Invito a cena con delitto
Se devo essere onesta ho pensato a lungo se postare o no questo lavoretto, ma dal momento che è stato fatto mi sembra giusto esporlo anche a costo di tirarmi addosso qualche mala parola.
In occasione del compleanno di un cacciatore, il branco (se non proprio di lupi, senza dubbio di carnivori) ha consegnato il regalo di rito accompagnato dal seguente biglietto stampato fronte-retro e sagomato. Naturalmente, essendo un pezzo unico, la fustellattura è stata eseguita a mano con il cutter.

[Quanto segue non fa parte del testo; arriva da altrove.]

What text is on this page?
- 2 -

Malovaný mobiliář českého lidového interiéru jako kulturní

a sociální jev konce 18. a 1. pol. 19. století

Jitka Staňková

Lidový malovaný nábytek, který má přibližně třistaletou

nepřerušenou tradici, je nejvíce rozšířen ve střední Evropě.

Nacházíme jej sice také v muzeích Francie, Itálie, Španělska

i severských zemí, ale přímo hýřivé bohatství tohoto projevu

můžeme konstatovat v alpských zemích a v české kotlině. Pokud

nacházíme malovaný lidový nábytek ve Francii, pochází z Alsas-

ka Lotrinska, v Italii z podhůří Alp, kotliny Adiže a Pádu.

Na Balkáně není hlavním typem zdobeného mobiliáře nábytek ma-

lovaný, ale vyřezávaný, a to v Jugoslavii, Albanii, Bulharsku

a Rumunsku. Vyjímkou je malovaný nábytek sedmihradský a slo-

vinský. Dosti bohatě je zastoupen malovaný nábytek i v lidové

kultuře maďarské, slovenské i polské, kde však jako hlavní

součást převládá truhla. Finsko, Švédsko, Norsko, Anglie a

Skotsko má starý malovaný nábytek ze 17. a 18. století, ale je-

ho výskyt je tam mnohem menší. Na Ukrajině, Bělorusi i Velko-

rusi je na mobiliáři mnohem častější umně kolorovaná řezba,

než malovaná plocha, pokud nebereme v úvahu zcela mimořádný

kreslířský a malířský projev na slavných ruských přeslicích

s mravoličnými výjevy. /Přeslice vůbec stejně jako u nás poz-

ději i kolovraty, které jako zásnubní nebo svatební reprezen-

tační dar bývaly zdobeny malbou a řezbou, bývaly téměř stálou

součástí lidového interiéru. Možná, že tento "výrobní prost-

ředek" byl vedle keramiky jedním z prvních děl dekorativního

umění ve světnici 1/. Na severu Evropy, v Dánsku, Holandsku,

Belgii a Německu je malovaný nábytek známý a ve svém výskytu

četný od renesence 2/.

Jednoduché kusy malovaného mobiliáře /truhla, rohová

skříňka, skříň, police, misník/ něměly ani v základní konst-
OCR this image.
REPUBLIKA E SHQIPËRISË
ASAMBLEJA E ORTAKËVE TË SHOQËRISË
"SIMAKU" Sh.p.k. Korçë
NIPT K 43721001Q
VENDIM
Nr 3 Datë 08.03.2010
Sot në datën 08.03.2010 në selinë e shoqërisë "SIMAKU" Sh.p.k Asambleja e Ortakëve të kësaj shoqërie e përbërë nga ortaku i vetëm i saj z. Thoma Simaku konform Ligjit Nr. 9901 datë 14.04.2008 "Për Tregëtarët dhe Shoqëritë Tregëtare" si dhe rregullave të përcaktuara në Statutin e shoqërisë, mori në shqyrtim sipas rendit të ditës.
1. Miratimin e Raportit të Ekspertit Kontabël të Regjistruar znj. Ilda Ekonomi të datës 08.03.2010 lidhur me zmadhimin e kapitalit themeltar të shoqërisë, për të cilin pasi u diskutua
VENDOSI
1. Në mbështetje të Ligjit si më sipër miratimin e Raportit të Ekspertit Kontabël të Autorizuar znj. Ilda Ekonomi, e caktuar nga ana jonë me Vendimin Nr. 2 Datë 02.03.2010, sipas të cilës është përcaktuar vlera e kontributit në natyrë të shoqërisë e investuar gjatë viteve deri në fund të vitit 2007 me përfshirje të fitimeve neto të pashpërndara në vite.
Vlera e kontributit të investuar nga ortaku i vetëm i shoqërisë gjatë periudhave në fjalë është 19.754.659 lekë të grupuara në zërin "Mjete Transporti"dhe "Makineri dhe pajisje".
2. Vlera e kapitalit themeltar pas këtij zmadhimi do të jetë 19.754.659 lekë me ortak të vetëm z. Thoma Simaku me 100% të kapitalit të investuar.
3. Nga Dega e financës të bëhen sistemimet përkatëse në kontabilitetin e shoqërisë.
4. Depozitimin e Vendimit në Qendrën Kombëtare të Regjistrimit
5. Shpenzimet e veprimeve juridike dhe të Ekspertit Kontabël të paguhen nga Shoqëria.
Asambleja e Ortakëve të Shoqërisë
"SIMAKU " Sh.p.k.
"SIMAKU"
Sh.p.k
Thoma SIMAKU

Ora, prima di fare da bersaglio agli strali degli animalisti, vorrei solamente concludere tirando in ballo due libri. Si tratta di due libri di cucina, molto belli sia per la grafica e le illustrazioni che per le storie e le ricette.

Il primo parla di arrosti e, come potete intuire dalla copertina e da alcune pagine dell’interno (foto in alto), insegna come cucinare gli allegri animalletti del bosco e della fattoria che popolano le pagine. Il titolo è Arrosti, di Stéphane Reynaud, Guido Tommasi Editore. In particolare, il capitolo incriminato, nel nostro caso, potrebbe essere “Domenica, come è buon l’arrosto di capriolo”.
Il secondo è di Phaidon, si intitola Maiale & Co. e l’autore è… vabbé mi vergogno a dirlo ma, visto che ho deciso di mettermi a nudo lo dico lo stesso senza infingimenti… mi rendo conto solo ora che è sempre Stéphane Reynaud! E sì che ormai girano per casa da un bel po’ di mesi! (I libri, non gli animaletti).
In questo caso non è solo la bellezza del libro e delle illustrazioni e quanto sono invitanti le ricette, ma è interessante anche la storia che sta alla base del volume, a tal proposito cito direttamente dall’editore:
Stéphane Reynaud appartiene alla terza generazione di una famiglia di grandi estimatori del maiale. È il nipote del macellaio di un villaggio dell’altopiano francese di Ardèche, dove il maiale è considerato “sacro”. È proprietario della Villa 9 Trois di Montreuil, fuori Parigi, ristorante rinomato per le specialità di maiale.
Un solo avvertimento, ci troviamo di fronte alla cucina francese, quindi preparatevi a preparazioni un pelo più lunghe e con tanto, tanto burro. Il risultato è comunque di grande conforto (è oggi ha piovuto tutto il giorno)!